Adaptive Speculative Decoding

Automatically adjust draft length based on acceptance rate:

config = SpeculativeConfig(
    spec_k=4,
    spec_k_adaptive=True,          # Enable adaptive K
    spec_disable_below_accept=0.3, # Fall back if acceptance < 30%
    max_new_tokens=128,
)

Speculative Configuration

Parameter Type Default Description
spec_k int 4 Tokens to draft per step
spec_k_adaptive bool False Adjust K based on acceptance
spec_method str "reject_sampling" Verification method
spec_extra_token bool True Sample extra token on accept
spec_disable_below_accept float 0.0 Threshold to fall back

Speedup Characteristics

Acceptance Rate Speedup
90%+ 2-3×
70-90% 1.5-2×
50-70% 1.2-1.5×
<50% May slow down

Best results when:

  • Draft model is much smaller (e.g., 125M vs 7B)
  • Task has predictable patterns (code completion, templates)
  • Draft model shares vocabulary with target

Decode Planning

For long-context inference, caramba can dynamically adjust memory usage patterns.

Decode Plans

config = GenerateConfig(
    decode_plan="auto",  # auto, fixed, none
)
Plan Behavior
auto Use buckets to pick q_chunk and local_window
fixed Always use decode_q_chunk and decode_local_window
none Use layer defaults

Bucket Configuration

config = GenerateConfig(
    decode_plan="auto",

    # Bucket thresholds
    decode_bucket_short=512,
    decode_bucket_mid=2048,

    # Fixed values (for decode_plan="fixed")
    decode_q_chunk=128,
    decode_local_window=512,
)

Long-Context Optimization

For very long sequences (8K+):

config = GenerateConfig(
    max_seq_len=8192,
    cache_kind="q8",        # Quantized cache
    decode_plan="auto",     # Adaptive chunking
    cache_budget_mb=2048,   # Memory limit
)

Programmatic Examples

Complete Generation Pipeline

import torch
infer import Generator, GenerateConfig

# Load model
model = load_model("path/to/checkpoint")
model.eval()

# Configure generation
config = GenerateConfig(
    max_new_tokens=256,
    temperature=0.7,
    top_k=50,
    top_p=0.9,
    eos_token_id=tokenizer.eos_token_id,
    max_seq_len=4096,
    cache_kind="fp16",
)

# Create generator
generator = Generator(model, config=config, device="mps")

# Generate
prompt = "Once upon a time"
input_ids = tokenizer.encode(prompt, return_tensors="pt")
output_ids = generator.generate(input_ids)
text = tokenizer.decode(output_ids[0])
print(text)

Batch Generation

# Multiple prompts
prompts = [
    "The weather today is",
    "In the year 2050,",
    "The secret to happiness is",
]

input_ids = tokenizer(prompts, return_tensors="pt", padding=True)
output_ids = generator.generate(input_ids["input_ids"])

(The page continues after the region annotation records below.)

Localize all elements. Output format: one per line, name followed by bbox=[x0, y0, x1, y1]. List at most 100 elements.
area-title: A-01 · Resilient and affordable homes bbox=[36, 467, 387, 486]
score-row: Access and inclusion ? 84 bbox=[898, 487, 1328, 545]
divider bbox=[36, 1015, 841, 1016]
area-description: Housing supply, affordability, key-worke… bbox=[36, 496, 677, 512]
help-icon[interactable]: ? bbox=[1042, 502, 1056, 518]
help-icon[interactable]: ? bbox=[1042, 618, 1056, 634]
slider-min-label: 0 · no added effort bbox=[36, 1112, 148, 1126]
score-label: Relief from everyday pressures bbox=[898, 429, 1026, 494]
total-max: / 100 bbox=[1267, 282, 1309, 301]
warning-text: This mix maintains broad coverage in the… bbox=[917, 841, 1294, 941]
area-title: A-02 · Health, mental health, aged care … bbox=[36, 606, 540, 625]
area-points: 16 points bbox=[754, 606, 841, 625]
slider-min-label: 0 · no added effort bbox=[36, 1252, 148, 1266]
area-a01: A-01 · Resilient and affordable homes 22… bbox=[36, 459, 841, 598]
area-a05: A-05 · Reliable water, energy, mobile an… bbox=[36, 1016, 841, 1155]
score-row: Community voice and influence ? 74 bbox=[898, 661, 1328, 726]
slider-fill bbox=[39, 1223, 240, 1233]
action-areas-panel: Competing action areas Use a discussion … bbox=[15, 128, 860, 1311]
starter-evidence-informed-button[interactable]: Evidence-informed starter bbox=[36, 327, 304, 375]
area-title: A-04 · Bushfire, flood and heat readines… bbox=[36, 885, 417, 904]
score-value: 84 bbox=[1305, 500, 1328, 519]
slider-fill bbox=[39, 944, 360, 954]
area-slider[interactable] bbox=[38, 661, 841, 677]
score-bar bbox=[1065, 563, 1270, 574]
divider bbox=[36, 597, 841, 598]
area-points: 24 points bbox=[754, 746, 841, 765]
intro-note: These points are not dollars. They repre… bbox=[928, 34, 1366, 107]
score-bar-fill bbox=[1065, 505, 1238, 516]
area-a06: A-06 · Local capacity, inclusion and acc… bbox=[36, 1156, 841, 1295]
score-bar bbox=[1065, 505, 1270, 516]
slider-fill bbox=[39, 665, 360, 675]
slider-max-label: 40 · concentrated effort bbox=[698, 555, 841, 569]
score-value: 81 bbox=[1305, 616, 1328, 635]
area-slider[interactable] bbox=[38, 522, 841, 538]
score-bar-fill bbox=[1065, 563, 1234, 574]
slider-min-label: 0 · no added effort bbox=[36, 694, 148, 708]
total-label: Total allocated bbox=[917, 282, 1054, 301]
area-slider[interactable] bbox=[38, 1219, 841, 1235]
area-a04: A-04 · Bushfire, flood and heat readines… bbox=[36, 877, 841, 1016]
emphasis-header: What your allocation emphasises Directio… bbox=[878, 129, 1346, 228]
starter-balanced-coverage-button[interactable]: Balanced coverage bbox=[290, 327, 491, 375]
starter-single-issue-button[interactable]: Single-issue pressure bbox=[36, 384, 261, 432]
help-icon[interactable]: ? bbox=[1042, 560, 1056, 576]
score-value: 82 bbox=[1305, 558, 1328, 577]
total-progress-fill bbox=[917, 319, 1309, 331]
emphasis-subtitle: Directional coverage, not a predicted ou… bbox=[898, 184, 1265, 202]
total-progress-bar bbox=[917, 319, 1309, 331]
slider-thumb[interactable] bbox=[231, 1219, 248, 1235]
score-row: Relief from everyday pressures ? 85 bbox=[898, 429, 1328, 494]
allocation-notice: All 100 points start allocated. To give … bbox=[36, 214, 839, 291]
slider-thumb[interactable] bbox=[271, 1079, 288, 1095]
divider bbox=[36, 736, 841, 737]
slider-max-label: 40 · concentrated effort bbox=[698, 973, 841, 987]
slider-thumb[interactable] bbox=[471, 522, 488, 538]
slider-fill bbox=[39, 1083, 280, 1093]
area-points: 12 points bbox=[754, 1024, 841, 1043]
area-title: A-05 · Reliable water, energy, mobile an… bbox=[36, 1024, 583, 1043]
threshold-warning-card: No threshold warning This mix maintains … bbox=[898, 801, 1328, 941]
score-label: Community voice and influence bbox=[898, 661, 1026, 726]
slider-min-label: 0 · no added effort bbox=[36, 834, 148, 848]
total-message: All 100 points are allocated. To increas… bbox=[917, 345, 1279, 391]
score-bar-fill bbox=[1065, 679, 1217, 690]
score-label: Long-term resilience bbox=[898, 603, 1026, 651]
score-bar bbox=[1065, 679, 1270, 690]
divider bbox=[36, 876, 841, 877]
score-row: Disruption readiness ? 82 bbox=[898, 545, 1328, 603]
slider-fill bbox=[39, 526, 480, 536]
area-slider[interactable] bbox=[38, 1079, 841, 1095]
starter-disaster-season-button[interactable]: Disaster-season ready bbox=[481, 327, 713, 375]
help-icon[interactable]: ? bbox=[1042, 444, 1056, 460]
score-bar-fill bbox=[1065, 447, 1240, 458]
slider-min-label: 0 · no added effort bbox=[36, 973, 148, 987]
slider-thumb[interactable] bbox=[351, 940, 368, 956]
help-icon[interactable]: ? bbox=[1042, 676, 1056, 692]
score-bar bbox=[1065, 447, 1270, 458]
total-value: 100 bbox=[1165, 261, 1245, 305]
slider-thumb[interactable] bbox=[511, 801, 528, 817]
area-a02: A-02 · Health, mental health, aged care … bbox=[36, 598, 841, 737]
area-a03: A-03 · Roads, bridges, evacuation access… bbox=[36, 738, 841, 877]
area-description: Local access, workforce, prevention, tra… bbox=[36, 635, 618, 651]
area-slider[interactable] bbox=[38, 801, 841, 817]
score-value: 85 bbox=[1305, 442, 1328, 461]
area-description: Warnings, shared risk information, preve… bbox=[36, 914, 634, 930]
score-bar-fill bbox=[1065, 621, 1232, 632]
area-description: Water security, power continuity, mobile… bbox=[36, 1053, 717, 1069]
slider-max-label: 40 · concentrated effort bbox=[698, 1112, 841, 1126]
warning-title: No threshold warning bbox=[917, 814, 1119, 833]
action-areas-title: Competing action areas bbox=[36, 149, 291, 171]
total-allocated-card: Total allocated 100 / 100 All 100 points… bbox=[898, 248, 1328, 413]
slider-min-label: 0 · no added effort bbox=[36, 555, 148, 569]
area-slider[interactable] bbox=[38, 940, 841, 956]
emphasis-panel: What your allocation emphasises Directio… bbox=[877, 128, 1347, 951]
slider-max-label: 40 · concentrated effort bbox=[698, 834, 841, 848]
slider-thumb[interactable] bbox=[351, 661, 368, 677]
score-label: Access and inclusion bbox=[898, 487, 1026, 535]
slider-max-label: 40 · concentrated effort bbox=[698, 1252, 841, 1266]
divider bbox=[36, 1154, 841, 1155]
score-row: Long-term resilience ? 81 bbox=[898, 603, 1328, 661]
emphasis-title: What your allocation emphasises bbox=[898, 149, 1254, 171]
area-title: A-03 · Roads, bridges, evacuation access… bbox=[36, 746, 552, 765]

for i, text in enumerate(tokenizer.batch_decode(output_ids)):
    print(f"Prompt {i}: {text}")

Streaming Generation

infer import Generator

generator = Generator(model, config=config, device="mps")

# Token-by-token generation
input_ids = tokenizer.encode("Hello", return_tensors="pt")
for token_id in generator.generate_iter(input_ids):
    print(tokenizer.decode([token_id]), end="", flush=True)

Manifest-Based Generation

Generation settings can be specified in manifests for reproducibility:

targets:
  - type: experiment
    name: generate_test
    runs:
      - id: generate
        mode: generate
        generate:
          max_new_tokens: 128
          temperature: 0.8
          cache_kind: auto
          cache_budget_mb: 1024

Summary

Feature Use Case Key Config
Standard Basic generation GenerateConfig
Cache Quantization Memory savings cache_kind
Auto Selection Unknown constraints cache_kind="auto"
Speculative Speed boost SpeculativeConfig
Decode Planning Long context decode_plan="auto"